If we can’t have Ben Walker… we really don’t want any of these people, either.
Aaron Tveit
Need yourself a preppy cousin? A handsome trickster? A secretly-crooked young lawyer? Aaron Tveit is your boy. If you’re looking for an Andrew Jackson, though, you best look elsewhere. Yes, he has a solar plexus of steel and a Robert-Redford-in-The-Candidate kind of semi-evil political glow about him, but his charm isn’t exactly vintage, nor does it run much deeper than his blemish-free skin. Really, though, Tveit is just way too straightforward for anything as twistily self-aware—and, gulp, smart—as Bloody Bloody Andrew Jackson. He’s like that guy Sandy dated to get back at Danny in Grease. He’s cute, but in the end we’re craving someone with a little more substance.
Will Swenson
Obviously, we find Will Swenson irresistible (just like Audra McDonald does). He’s tall, dark and handsome, with piercing green eyes and the voice of a very loud, baritone angel.

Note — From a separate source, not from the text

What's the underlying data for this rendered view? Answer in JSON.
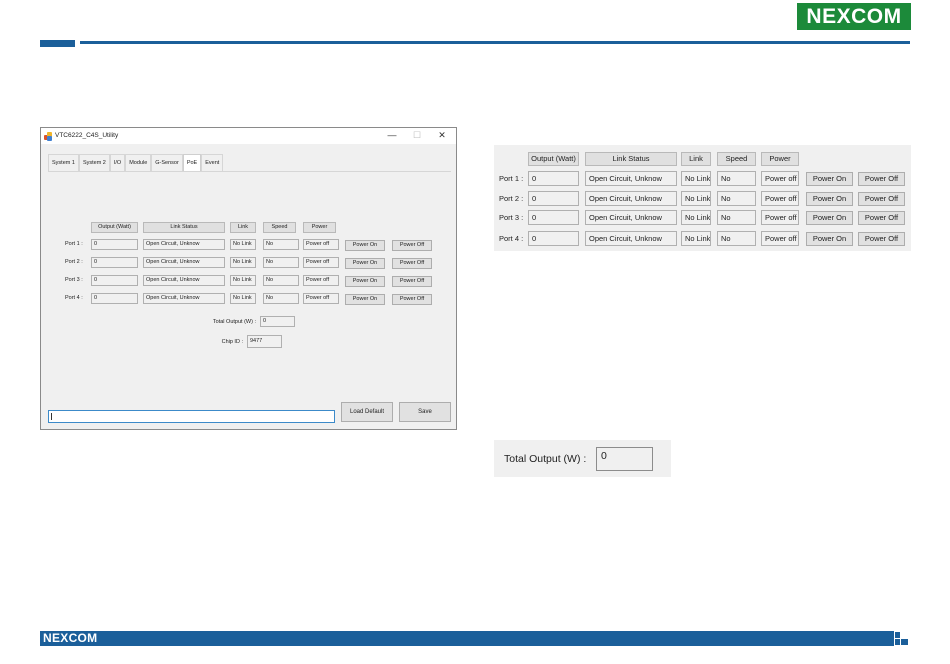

But despite these wonderful things, we don’t want Swenson going anywhere near our precious Andrew Jackson. This is partly because he’s no spring chicken and the whole conceit of Bloody Bloody is that Jackson is being portrayed as his inner petulant-teen. (Swenson was supposedly a teenager in Hair. But let’s be real, he looked much more like a super-super-super senior. In college.) Plus, Swenson may play big, doofy, loose-limbed comedy with ease, but Andrew Jackson couldn’t be any less doofy or rubbery if he tried and we wouldn’t have him any other way.
Will Chase
Yes, there’s something distinctly presidential about that wide-as-a-cinder-block forehead, and feel free to pull a fiver out of your wallet to compare. And if he got the role, he’d get to play his own age (in at least one act), which would be a nice departure. But there’s something about Chase’s rockstar insinuations that we still don’t quite buy. He played Roger in Rent and whatever that guy’s name was in High Fidelity—we’ve blocked it out—but Chase just seems like a standard, utterly traditional musical theater dude to us. And Andrew Jackson needs more edge than that. Look at it this way: In the musical of Will Chase’s life, he’d be played by Aaron Tveit. We’d buy a ticket on the probable chance that his shirt would come off, but we’d be pissed that we didn’t see Bloody Bloody Andrew Jackson instead.
Chad Kimball
I mean, maybe this could work? On some remote planet? Like Ben Walker, Kimball looks like a comic strip of himself in certain lighting, and there’s a waft of Young George Bush about him. But we’re still hung up on his performance in Memphis, where he seemed like he had a disease that made him walk and talk weird. It is so burned into our collective memory that we’re concerned that Kimball will somehow figure out how to make weird walking and weird talking part of every performance he ever gives. And for Andrew Fucking Jackson, that just won’t do.
Matt Cavenaugh
As anyone who sat in the front row at West Side Story will attest, there’s no denying that he’s got the body for Andrew Jackson’s quadricep-hugging britches and snug, bloody henley. But unfortunately for Cavenaugh, filling out the costume is only 36% of this role. The rest is about character—smart-mouthed, growly-emo-punk, frat president/lead singer character. And there is absolutely nothing about this earnest matinee idol that’s snarling enough or rockstar enough for Andrew Jackson. Cavenaugh should (and probably will) stick with Superman—a role perfectly suited to his muscles and his big, straight-toothed, clenched-jaw smile—and stay far away from our emocore Seventh President.